Otelino Braga. Foto: Arquivo pessoal
Otelino Braga. Foto: Arquivo pessoal

O ambiente que a gente mora transforma as nossas atitudes, por isso, hoje em dia, tudo o que faço já é pensando nessa correria da cidade”, diz Otelino Braga, estudante de Jornalismo da UNIFOR que veio de Santa Quitéria (a 222 km da capital). “Quando a gente pensa em faculdade, pensa grande, e no interior as oportunidades são bem limitadas, por isso quis morar aqui”.

Uma boa opção para quem não gosta de morar sozinho é procurar algum amigo que também vá para a mesma cidade. Lidiane Almeida veio de Juazeiro do Norte cursar Jornalismo na UNIFOR, em 2011, e encontrou uma amiga que passou na mesma universidade para dividir o apartamento.

O medo inicial de chegar em um lugar estranho logo despareceu, e ela decidiu tentar morar só. “Achei ótimo, tirando a parte que eu ligava pra minha mãe umas seis vezes por dia pra saber como limpar uma coisa ou como fazer tal comida. Mas eu adorava ter meu cantinho, minhas coisas no lugar que eu escolhia.”

Foto: Arquivo pessoal
Lidiane Almeida. Foto: Arquivo pessoal

Mesmo gostando da nova vida, Lidiane decidiu voltar para Juazeiro. “Resolvi voltar pra casa porque eu não me acostumei à Fortaleza. Já ouvi de muitas pessoas que é muito difícil gente do interior se acostumar à vida corrida da capital e vice-versa. Fortaleza era muito agoniante pra mim, pra tudo era preciso pegar táxi ou ônibus.

Eu sempre andava com medo de alguma coisa acontecer, porque as pessoas aí não têm o costume de andar a pé. Então, em certo horário, as ruas ficavam desertas e eu já não podia botar o pé na calçada”. Além da saudade da vida tranquila do interior, Lidiane sentia muita falta dos seus pais e dos amigos. Algumas pessoas não conseguem se acostumar à mudanças bruscas de vida e, hoje, ela continua cursando Jornalismo, agora na UFC de Juazeiro, mas diz que também sente falta dos amigos de Fortaleza.
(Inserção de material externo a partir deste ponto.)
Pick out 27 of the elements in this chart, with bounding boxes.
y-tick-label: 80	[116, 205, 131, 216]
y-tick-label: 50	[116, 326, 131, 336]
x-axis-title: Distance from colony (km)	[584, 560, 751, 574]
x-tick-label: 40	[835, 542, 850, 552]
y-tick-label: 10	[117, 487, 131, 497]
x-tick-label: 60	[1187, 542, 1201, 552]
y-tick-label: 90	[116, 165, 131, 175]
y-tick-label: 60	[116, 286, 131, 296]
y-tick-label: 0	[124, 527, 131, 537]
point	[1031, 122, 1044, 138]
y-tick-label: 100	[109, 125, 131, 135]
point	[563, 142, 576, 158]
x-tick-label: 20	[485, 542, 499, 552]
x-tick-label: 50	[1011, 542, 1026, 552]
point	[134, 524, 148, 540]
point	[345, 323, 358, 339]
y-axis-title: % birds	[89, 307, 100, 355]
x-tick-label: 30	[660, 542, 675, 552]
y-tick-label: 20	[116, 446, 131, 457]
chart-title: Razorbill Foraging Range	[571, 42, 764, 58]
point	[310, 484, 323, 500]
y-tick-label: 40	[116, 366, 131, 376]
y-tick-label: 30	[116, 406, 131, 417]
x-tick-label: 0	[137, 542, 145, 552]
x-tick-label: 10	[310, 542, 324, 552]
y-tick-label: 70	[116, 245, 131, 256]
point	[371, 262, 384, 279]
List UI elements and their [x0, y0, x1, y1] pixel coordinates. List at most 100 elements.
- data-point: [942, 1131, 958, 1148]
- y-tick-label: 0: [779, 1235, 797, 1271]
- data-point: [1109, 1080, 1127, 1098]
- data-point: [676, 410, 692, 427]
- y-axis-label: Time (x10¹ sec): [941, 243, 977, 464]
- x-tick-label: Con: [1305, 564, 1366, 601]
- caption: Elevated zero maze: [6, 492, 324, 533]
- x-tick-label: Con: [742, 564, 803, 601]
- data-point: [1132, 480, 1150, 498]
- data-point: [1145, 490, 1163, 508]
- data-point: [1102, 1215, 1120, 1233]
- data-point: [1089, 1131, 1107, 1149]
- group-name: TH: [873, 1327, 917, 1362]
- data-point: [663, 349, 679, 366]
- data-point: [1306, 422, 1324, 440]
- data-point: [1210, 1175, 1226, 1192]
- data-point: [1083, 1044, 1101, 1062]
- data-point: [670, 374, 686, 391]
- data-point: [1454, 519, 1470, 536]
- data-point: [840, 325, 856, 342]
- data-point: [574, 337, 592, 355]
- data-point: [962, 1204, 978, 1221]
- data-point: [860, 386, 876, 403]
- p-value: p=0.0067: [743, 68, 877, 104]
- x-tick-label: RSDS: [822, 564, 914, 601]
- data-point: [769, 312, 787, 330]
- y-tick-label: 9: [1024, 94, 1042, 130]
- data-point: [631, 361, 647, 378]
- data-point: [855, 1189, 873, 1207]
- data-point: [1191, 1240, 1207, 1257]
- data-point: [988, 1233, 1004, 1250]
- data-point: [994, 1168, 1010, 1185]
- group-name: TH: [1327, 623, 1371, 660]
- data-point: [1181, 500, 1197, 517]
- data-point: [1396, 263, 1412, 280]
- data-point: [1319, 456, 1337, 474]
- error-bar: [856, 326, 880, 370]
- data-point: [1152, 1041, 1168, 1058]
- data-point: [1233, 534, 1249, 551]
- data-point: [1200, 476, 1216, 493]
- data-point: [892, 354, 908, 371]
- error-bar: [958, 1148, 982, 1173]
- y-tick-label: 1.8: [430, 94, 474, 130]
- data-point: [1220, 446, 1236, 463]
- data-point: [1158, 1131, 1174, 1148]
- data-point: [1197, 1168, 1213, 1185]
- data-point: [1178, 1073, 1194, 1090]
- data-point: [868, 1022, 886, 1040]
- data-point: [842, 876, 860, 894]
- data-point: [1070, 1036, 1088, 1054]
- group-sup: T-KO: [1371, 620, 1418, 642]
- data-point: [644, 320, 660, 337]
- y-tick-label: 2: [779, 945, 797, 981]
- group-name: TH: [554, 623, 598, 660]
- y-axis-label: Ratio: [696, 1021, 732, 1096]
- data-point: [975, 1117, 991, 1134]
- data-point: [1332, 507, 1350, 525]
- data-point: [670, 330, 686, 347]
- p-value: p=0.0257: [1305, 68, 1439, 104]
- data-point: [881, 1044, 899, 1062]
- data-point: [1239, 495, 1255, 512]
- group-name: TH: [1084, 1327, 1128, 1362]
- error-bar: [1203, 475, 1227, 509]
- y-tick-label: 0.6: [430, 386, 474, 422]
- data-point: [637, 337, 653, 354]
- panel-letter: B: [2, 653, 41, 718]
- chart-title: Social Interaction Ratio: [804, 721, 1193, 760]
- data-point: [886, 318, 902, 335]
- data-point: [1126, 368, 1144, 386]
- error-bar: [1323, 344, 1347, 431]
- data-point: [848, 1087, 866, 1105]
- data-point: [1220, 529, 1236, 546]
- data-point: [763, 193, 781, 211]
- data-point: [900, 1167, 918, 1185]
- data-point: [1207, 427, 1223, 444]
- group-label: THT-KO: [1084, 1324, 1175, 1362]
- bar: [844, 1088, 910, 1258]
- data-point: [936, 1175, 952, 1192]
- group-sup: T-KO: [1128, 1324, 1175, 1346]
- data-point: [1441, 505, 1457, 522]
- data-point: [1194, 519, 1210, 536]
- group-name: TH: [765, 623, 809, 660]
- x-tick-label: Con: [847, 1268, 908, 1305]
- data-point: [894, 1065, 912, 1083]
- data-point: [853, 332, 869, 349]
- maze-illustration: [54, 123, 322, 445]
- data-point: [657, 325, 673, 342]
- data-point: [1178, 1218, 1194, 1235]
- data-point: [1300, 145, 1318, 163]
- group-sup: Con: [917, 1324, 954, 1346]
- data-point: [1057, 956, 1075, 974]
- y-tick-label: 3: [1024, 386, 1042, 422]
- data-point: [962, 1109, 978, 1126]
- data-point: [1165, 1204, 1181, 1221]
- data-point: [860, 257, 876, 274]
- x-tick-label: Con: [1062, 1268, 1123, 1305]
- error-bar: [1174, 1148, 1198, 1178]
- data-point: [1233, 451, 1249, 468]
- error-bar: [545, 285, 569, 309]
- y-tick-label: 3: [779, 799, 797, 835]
Algumas orientações são indispensáveis para os recém-chegados. “Seja organizado, não procrastine suas tarefas”, recomenda Feitosa. Saber lutar contra o tempo também é uma das dificuldades a serem superadas. “Aqui, em Fortaleza, tudo passa mais rápido. Parece que o tempo voa, temos que marcar tudo com muita antecedência e já pensando em possíveis atrasos”, complementa Braga.